The operations of the federal government will be most extensive and important in times of war and danger; those of the State governments in times of peace and security. As the former periods will probably bear a small proportion to the latter, the State governments will here enjoy another advantage over the federal government. The more adequate, indeed, the federal powers may be rendered to the national defense, the less frequent will be those scenes of danger which might favor their ascendancy over the governments of the particular States.

If the new Constitution be examined with accuracy and candor, it will be found that the change which it proposes consists much less in the addition of NEW POWERS to the Union than in the invigoration of its ORIGINAL POWERS.

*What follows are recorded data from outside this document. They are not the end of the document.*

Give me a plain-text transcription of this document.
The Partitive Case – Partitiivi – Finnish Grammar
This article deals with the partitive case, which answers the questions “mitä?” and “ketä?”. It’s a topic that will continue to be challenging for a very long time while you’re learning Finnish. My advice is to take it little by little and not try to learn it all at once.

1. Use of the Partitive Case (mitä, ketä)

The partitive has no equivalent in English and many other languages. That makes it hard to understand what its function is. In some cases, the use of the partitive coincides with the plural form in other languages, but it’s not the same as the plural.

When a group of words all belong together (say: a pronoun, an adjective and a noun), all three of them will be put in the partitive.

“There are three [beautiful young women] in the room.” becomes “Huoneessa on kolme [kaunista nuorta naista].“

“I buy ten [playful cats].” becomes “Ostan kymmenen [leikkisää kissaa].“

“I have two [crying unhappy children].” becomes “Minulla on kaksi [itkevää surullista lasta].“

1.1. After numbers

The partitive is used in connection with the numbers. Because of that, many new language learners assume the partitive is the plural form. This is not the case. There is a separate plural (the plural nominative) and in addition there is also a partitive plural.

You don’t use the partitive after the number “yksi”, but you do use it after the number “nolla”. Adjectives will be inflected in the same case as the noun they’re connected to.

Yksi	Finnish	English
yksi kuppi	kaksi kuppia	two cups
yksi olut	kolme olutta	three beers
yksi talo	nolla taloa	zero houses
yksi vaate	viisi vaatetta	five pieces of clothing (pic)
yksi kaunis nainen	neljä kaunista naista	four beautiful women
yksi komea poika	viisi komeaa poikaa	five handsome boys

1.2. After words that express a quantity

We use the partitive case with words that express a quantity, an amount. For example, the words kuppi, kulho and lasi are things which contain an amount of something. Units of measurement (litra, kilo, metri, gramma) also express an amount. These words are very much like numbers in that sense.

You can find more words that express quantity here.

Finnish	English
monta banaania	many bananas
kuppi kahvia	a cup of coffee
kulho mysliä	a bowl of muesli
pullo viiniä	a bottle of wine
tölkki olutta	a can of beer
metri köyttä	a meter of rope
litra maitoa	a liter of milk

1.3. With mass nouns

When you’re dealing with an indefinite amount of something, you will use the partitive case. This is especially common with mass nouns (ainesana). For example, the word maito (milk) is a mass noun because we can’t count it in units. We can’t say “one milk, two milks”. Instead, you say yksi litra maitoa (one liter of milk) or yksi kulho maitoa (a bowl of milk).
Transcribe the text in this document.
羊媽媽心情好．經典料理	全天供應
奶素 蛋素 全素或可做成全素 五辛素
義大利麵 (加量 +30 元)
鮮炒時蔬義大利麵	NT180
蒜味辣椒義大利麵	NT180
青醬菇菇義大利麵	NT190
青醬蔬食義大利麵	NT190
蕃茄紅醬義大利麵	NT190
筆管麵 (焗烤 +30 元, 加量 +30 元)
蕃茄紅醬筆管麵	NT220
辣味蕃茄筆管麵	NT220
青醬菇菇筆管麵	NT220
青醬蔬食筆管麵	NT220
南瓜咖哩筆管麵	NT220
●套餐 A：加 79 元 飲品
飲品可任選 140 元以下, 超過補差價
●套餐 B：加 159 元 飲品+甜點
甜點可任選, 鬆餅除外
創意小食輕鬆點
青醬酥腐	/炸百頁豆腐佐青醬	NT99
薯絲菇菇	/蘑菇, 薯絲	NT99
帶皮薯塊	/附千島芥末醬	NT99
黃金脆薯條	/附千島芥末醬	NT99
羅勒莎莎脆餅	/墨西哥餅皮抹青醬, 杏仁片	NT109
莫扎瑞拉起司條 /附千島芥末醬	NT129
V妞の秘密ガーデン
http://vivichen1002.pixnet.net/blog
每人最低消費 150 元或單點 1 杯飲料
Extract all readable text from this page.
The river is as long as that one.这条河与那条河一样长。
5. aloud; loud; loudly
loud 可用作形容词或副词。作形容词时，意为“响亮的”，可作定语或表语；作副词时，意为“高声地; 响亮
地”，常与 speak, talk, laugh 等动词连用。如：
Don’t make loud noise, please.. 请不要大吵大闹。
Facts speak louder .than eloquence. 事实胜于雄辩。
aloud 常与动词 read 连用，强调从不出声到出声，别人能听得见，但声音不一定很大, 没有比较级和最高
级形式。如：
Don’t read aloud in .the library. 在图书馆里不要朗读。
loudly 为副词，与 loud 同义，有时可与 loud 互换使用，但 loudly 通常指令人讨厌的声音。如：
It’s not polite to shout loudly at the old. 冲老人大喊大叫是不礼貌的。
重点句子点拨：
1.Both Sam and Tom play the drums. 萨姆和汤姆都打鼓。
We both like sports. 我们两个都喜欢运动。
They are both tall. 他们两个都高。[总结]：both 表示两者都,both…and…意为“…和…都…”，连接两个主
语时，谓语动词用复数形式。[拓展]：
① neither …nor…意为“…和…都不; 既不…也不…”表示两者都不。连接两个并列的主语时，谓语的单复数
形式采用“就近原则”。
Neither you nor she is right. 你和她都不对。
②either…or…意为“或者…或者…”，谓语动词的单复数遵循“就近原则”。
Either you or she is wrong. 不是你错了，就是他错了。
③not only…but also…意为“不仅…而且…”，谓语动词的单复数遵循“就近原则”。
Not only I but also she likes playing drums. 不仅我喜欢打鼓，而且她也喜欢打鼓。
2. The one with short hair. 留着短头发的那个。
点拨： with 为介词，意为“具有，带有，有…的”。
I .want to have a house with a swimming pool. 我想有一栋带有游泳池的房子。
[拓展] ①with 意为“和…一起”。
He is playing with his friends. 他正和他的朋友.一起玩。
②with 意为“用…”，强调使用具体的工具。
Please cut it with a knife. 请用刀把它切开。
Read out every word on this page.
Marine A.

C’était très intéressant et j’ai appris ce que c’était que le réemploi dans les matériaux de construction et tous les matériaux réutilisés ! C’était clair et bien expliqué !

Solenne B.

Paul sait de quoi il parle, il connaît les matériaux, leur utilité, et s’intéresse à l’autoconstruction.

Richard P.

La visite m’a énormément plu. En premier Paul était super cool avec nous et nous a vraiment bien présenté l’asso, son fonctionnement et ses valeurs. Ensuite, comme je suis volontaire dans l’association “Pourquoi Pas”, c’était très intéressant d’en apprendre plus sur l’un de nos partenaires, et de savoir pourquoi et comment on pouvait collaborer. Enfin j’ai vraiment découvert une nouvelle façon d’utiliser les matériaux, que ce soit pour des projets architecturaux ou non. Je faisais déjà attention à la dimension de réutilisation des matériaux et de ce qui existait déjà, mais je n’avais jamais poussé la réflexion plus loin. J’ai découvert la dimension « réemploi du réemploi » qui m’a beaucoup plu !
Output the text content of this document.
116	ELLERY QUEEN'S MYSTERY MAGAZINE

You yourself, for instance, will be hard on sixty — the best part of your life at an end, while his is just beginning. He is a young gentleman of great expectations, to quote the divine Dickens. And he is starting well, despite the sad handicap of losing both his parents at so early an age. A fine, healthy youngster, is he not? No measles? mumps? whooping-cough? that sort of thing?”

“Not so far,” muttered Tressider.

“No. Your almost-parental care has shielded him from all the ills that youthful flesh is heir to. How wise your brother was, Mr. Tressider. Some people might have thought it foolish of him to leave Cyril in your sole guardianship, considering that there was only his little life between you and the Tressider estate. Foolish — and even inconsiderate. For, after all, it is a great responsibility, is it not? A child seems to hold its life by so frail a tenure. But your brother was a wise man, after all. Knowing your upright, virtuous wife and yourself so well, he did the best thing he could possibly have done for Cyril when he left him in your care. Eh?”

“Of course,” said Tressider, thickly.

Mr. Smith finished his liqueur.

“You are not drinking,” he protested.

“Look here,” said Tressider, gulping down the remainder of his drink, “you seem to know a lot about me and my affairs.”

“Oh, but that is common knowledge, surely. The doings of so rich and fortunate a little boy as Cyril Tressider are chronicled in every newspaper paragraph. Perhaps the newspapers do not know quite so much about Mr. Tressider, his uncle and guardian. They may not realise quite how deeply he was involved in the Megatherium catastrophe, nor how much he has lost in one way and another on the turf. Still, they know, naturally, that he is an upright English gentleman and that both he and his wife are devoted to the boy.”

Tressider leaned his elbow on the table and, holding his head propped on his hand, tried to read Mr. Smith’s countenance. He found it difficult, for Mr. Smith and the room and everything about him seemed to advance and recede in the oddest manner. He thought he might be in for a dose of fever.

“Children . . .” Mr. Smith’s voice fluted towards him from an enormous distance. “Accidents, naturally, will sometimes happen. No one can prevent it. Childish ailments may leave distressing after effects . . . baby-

And, in Federalist 21, Hamilton anticipates the Laffer Curve:

It is a signal advantage of taxes on articles of consumption that they contain in their own nature a security against excess. They prescribe their own limit, which cannot be exceeded without defeating the end proposed — that is, an extension of the revenue. When applied to this object, the saying is as just as it is witty that, “in political arithmetic, two and two do not always make four.” If duties are too high, they lessen the consumption; the collection is eluded; and the product to the treasury is not so great as when they are confined within proper and moderate bounds.